Shale Gas — China’s Very Buried Treasure

Water, water not a drop to drink. While that may not precisely sum up China’s dilemma, it is clear that the country with the world’s largest shale gas reserves, and urgent need to extract it, will have problems achieving its ambitious long-term goals. The newly-finalized Five Year Plan calls for an enormous increases in natural gas output in China. The carbon emission reduction agreement signed by President Obama and Chinese leader Xi Jinping also requires China to diversify away from coal. Shale gas is the obvious replacement.

As of now, virtually all that gas remains trapped in the ground. The two companies given the plum rights to develop the gas, China’s oil giants Sinopec (SHI) and PetroChina (PTR), may not have the technical competence to fully develop the resource. The companies that have the skills, mainly a group of small entrepreneurial US drillers, has so far shown zero inclination to either come to China or come to the aid of the two SOE giants by providing equipment and know-how.

To attract them to China will likely require a significant shift in the way China’s energy resources are owned and allocated. It will mean creating terms in China every bit as favorable, if not more so, than skilled shale gas drilling companies enjoy in the US and elsewhere.

shaleMap

This is why for China’s senior leaders and economic planners, this map is as much a curse as blessing. Knowing that vast quantities of much-needed clean energy is in the ground but not having the domestic infrastructure and technology to get it to market efficiently is about as tough and frustrating as any economic problem China now confronts.

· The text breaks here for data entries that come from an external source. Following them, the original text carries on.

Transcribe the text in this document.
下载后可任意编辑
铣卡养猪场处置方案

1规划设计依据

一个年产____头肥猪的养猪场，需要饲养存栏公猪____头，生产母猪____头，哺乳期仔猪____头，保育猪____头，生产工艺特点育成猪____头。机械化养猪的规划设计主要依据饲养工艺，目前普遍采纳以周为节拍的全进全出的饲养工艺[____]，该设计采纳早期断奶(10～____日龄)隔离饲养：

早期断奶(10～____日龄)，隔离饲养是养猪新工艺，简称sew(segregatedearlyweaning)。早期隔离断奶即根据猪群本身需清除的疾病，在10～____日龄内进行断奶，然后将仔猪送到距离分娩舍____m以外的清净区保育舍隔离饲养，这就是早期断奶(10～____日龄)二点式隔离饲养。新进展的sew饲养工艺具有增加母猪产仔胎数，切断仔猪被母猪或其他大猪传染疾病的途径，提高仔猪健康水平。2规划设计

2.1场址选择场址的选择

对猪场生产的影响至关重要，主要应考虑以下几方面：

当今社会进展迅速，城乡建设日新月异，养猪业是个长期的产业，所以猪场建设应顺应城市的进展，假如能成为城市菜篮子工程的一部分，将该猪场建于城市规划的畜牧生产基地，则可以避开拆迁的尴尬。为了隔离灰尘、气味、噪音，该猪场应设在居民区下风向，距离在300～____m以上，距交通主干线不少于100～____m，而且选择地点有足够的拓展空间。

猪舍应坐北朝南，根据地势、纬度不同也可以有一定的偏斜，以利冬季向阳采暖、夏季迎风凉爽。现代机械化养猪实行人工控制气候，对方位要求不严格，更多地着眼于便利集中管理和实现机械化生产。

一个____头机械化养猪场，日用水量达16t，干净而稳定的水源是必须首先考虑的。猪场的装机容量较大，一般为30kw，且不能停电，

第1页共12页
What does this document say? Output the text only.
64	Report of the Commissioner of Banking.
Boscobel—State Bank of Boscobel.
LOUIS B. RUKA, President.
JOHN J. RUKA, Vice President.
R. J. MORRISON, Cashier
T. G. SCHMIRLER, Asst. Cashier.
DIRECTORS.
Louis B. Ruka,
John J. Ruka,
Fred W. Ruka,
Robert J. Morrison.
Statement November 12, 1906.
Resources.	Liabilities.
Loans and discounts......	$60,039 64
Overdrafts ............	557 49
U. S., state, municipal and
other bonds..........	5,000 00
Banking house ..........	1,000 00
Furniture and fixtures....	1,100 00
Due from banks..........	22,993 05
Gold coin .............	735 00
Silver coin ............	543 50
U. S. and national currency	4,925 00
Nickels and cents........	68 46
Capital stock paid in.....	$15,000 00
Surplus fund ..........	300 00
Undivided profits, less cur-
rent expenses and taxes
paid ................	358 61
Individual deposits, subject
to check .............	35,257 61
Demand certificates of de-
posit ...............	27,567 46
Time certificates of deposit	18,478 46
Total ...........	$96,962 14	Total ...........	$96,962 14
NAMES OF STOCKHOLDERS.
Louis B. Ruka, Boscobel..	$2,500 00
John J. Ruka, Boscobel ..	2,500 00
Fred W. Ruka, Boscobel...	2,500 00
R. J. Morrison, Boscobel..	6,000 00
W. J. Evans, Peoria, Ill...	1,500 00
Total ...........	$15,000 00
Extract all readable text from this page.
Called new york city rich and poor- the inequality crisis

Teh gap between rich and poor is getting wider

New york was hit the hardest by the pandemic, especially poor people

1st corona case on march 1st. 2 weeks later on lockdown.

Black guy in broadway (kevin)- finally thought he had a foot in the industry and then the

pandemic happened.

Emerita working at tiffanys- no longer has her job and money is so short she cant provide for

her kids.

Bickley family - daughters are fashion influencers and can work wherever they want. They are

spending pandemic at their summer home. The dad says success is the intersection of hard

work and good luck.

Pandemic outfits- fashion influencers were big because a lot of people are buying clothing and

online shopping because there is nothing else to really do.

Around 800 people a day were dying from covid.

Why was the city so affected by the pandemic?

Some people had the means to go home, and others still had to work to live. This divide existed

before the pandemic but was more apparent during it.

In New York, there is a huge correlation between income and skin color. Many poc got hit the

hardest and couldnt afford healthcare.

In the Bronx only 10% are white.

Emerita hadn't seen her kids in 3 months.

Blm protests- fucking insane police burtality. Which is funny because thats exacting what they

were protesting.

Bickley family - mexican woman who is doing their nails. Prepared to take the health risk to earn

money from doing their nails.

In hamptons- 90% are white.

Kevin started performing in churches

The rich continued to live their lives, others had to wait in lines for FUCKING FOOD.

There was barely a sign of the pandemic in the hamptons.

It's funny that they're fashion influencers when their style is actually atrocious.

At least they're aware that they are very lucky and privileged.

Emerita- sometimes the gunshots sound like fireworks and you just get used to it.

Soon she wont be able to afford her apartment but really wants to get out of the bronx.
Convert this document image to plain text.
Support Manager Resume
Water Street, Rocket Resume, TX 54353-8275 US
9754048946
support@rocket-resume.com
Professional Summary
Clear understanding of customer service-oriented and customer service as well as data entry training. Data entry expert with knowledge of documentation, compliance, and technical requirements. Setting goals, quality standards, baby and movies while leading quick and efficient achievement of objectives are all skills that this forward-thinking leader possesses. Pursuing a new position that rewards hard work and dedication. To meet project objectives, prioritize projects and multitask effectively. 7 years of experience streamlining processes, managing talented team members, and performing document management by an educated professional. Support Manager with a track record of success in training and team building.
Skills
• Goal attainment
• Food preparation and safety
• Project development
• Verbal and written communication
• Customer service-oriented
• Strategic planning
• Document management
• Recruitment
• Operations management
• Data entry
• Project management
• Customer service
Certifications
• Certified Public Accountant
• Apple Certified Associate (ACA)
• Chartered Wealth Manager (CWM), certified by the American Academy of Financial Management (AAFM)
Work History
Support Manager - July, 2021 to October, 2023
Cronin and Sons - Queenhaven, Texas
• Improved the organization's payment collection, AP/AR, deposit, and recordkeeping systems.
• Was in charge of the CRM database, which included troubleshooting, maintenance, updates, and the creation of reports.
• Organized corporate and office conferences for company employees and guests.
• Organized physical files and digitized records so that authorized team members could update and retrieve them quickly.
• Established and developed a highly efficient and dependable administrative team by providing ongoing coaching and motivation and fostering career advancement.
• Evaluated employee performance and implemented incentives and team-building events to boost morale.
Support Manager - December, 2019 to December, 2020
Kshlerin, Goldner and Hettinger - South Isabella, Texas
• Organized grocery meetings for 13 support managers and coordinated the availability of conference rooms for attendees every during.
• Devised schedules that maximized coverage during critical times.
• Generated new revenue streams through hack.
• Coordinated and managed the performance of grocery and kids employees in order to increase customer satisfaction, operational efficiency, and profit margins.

The Chinese policy goal and the on-and-in-the-ground situation in China are on opposite sides of the spectrum. China has said it must quickly increase the share of natural gas as part of total energy consumption to around 8% by the end of 2015 and 10% by 2020 to alleviate high pollution resulting from the country’s heavy coal use.  The original target announced with great fanfare was for shale gas production to increase almost 200-fold between 2012 and the end of the decade. But, this goal was quietly slashed by 30% last year. More slashes may be on the way.